Kaolin: An introductionΒΆ

Kaolin accelerates 3D deep learning research by providing efficient implementations of functionality that one needs at every stage to build a 3D deep learning application. Right from loading/preprocessing data, to converting it across popular 3D representations (meshes, voxels, signed distance functions, pointclouds, etc.), to performing deep learning tasks on those representations, to computing task-specific metrics and visualizing 3D data, Kaolin makes the entire lifecycle of a 3D deep learning application easier to implement. In addition, Kaolin also supports a set of standardized metrics that can act upon each representation, for an easy comparison across methods.

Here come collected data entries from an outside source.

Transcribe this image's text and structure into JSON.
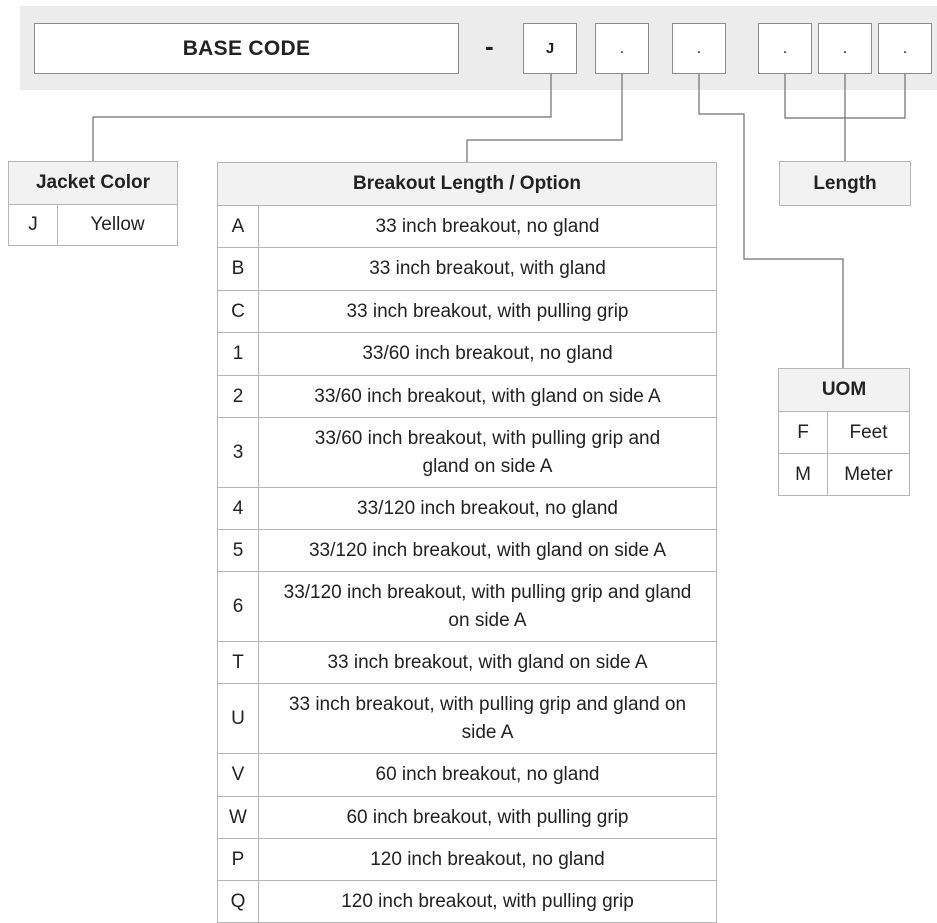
{
  "code_bar": {
    "base_code": "BASE CODE",
    "separator": "-",
    "slots": [
      "J",
      ".",
      ".",
      ".",
      ".",
      "."
    ]
  },
  "jacket_color": {
    "title": "Jacket Color",
    "rows": [
      {
        "code": "J",
        "label": "Yellow"
      }
    ]
  },
  "breakout": {
    "title": "Breakout Length / Option",
    "rows": [
      {
        "code": "A",
        "label": "33 inch breakout, no gland"
      },
      {
        "code": "B",
        "label": "33 inch breakout, with gland"
      },
      {
        "code": "C",
        "label": "33 inch breakout, with pulling grip"
      },
      {
        "code": "1",
        "label": "33/60 inch breakout, no gland"
      },
      {
        "code": "2",
        "label": "33/60 inch breakout, with gland on side A"
      },
      {
        "code": "3",
        "label": "33/60 inch breakout, with pulling grip and gland on side A"
      },
      {
        "code": "4",
        "label": "33/120 inch breakout, no gland"
      },
      {
        "code": "5",
        "label": "33/120 inch breakout, with gland on side A"
      },
      {
        "code": "6",
        "label": "33/120 inch breakout, with pulling grip and gland on side A"
      },
      {
        "code": "T",
        "label": "33 inch breakout, with gland on side A"
      },
      {
        "code": "U",
        "label": "33 inch breakout, with pulling grip and gland on side A"
      },
      {
        "code": "V",
        "label": "60 inch breakout, no gland"
      },
      {
        "code": "W",
        "label": "60 inch breakout, with pulling grip"
      },
      {
        "code": "P",
        "label": "120 inch breakout, no gland"
      },
      {
        "code": "Q",
        "label": "120 inch breakout, with pulling grip"
      }
    ]
  },
  "length": {
    "title": "Length"
  },
  "uom": {
    "title": "UOM",
    "rows": [
      {
        "code": "F",
        "label": "Feet"
      },
      {
        "code": "M",
        "label": "Meter"
      }
    ]
  }
}
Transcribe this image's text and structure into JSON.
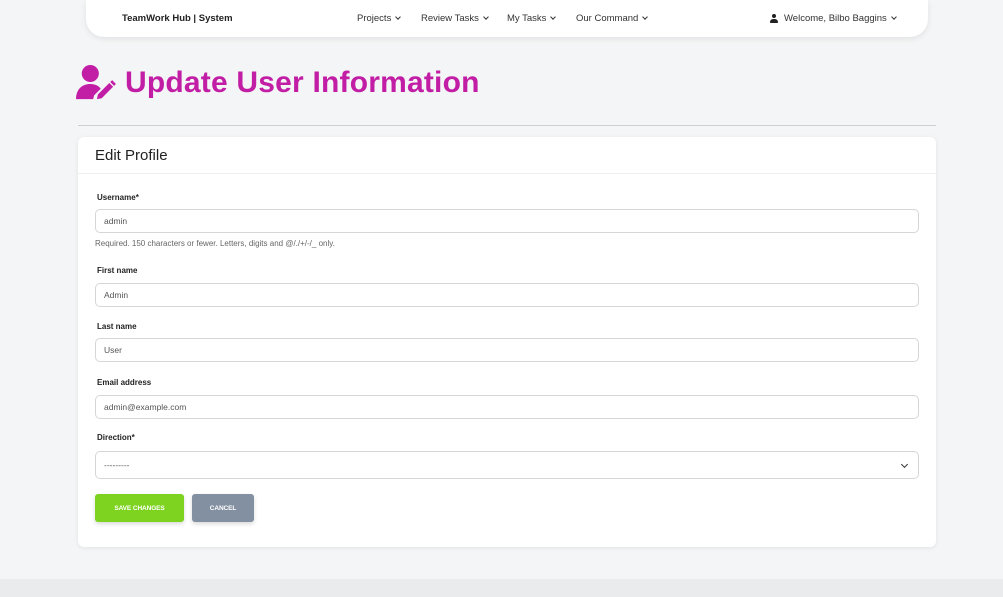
{
  "navbar": {
    "brand": "TeamWork Hub | System",
    "links": [
      {
        "label": "Projects"
      },
      {
        "label": "Review Tasks"
      },
      {
        "label": "My Tasks"
      },
      {
        "label": "Our Command"
      }
    ],
    "user_menu": "Welcome, Bilbo Baggins"
  },
  "page": {
    "title": "Update User Information",
    "title_color": "#c21ea5"
  },
  "card": {
    "header": "Edit Profile",
    "fields": {
      "username": {
        "label": "Username*",
        "value": "admin",
        "help": "Required. 150 characters or fewer. Letters, digits and @/./+/-/_ only."
      },
      "first_name": {
        "label": "First name",
        "value": "Admin"
      },
      "last_name": {
        "label": "Last name",
        "value": "User"
      },
      "email": {
        "label": "Email address",
        "value": "admin@example.com"
      },
      "direction": {
        "label": "Direction*",
        "selected": "---------"
      }
    },
    "buttons": {
      "save": "SAVE CHANGES",
      "save_color": "#7ed321",
      "cancel": "CANCEL",
      "cancel_color": "#8390a1"
    }
  },
  "icons": {
    "nav_dropdown": "chevron-down-icon",
    "user": "user-icon",
    "title": "user-edit-icon"
  }
}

A lot of recent 3D deep learning applications extensively use differentiable renderers, to explicitly model geometric structure and other physical processes (lighting, shading, projection, etc.) to learn better representations. Seeing the potential impact differentiable renderers could have on the 3D vision research landscape, we implement a generic, modular differentiable renderer that can be easily accessed, and extended to build newer ones. We also present concrete extensions of this generic renderer, and demonstrate how most of the existing differentiable renderers fall within this framework.

Finally, a large set of popular pretrained models for 3D tasks are provided in our model zoo, to demonstrate the ease through which new methods can be implemented in Kaolin, and to turn Kaolin into a starting point for newer research applications in 3D vision, graphics, and robotics.